Le ministère se défend en mettant en avant les paiements pour services environnementaux (PSE), qui constituent également un objectif du plan. La secrétaire d'Etat Emmanuelle Wargon a indiqué le 1er juillet, lors de la restitution de la deuxième phase des Assises de l'eau, que les agences de l'eau étaient mobilisées à hauteur de 150 millions d'euros pour soutenir ces pratiques. Un chiffre déjà annoncé lors du lancement du plan biodiversité. Entre-temps, la FNSEA a lancé de son côté un service de contractualisation avec des collectivités ou des entreprises, qui permet de rémunérer les agriculteurs qui mettent en œuvre des mesures de compensation ou des projets de territoire permettant de regagner de la biodiversité.
Quant au développement de l'agroécologie, le ministère de la Transition écologique met en avant un soutien de 50 M€ supplémentaires pour la conversion au bio à compter de 2020. Le plan biodiversité affiche l'objectif d'atteindre 15 % de la surface agricole utile en bio en 2022. Cet objectif est en bonne voie puisque cette surface est passée de 6,5 % en 2017 à 7,5 % en 2018. "La croissance est très soutenue mais le gouvernement est en retard sur le paiement des aides.
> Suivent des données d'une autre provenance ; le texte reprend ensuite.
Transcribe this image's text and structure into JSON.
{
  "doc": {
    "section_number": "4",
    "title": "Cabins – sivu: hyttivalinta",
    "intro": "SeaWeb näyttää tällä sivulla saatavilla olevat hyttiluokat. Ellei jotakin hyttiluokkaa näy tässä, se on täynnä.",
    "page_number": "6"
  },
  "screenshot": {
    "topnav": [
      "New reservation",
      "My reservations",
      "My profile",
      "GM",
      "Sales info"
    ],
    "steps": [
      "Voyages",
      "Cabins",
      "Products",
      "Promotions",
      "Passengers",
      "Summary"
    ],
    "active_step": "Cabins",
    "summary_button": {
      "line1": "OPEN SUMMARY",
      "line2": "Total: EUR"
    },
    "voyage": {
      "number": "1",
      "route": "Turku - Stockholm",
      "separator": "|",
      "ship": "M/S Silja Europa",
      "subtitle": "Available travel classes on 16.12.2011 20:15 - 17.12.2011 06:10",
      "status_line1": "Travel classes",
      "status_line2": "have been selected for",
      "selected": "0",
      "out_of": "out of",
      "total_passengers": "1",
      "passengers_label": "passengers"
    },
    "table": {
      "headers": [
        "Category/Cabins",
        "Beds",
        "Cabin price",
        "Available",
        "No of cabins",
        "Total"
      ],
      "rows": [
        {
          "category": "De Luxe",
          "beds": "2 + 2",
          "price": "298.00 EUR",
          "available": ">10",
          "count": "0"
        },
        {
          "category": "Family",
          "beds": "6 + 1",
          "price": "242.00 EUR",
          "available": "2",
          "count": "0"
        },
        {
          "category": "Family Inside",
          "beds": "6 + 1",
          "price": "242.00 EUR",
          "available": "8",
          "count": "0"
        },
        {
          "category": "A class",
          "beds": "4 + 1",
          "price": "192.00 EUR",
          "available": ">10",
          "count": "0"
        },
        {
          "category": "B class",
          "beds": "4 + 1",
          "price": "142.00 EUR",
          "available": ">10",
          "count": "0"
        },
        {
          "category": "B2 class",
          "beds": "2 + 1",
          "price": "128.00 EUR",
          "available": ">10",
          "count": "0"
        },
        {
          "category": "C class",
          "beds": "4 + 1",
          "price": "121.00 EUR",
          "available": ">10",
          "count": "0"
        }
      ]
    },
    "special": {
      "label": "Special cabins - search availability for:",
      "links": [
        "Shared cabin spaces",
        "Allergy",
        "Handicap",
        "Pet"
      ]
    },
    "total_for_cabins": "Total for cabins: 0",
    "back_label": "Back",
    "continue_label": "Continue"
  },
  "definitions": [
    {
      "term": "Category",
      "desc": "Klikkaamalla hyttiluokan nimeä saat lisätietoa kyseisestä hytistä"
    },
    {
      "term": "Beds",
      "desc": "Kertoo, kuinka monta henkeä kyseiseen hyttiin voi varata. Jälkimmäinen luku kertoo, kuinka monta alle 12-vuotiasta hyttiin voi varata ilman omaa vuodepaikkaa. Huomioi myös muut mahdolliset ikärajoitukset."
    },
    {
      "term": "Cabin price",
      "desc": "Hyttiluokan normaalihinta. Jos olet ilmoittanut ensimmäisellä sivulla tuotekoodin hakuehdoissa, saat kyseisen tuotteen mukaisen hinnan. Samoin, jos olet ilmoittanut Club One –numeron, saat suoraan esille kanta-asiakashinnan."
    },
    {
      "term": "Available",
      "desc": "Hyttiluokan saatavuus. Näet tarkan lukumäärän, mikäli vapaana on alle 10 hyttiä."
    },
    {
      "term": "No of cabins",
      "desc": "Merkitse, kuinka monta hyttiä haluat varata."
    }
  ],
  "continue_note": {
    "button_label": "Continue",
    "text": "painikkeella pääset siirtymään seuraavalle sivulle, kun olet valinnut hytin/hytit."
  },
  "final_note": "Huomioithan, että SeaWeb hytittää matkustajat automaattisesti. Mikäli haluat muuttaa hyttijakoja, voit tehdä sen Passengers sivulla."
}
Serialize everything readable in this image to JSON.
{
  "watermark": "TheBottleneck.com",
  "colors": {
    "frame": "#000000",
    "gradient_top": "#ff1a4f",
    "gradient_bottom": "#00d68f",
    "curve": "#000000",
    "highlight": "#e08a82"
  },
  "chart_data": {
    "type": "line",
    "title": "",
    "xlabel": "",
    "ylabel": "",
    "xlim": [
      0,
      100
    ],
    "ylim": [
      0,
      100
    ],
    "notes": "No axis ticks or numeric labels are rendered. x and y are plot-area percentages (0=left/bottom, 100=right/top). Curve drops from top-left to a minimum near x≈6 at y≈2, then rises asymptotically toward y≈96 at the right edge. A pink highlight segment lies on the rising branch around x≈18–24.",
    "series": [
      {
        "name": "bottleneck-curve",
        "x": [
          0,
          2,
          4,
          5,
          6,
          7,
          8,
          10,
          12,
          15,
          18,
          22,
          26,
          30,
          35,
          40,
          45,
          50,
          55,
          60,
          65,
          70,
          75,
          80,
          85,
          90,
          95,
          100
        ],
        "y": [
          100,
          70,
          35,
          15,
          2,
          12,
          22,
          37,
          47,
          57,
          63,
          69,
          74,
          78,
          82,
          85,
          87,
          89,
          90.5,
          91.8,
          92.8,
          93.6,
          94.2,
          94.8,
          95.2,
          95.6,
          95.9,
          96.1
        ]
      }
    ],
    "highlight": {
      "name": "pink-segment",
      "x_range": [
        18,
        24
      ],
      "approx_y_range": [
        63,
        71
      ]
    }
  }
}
C'est grâce au marché et non à l'exécutif que l'objectif sera atteint", pointe Jean-David Abel.
Un plan en solo
Si le gouvernement porte la biodiversité à un haut niveau sur l'agenda politique international à travers plusieurs rendez-vous internationaux, et ce dans un contexte d'effondrement général des espèces, il peine en revanche à convaincre dans les frontières hexagonales.
"Nos victoires aujourd'hui, c'est quand on empêche une défaite", déplore Allain Bougrain-Dubourg, président de la Ligue pour la protection des oiseaux (LPO). "Nos associations ne sont pas sollicitées par le ministère de la Transition écologique qui fait son plan en solo", fustige le responsable associatif.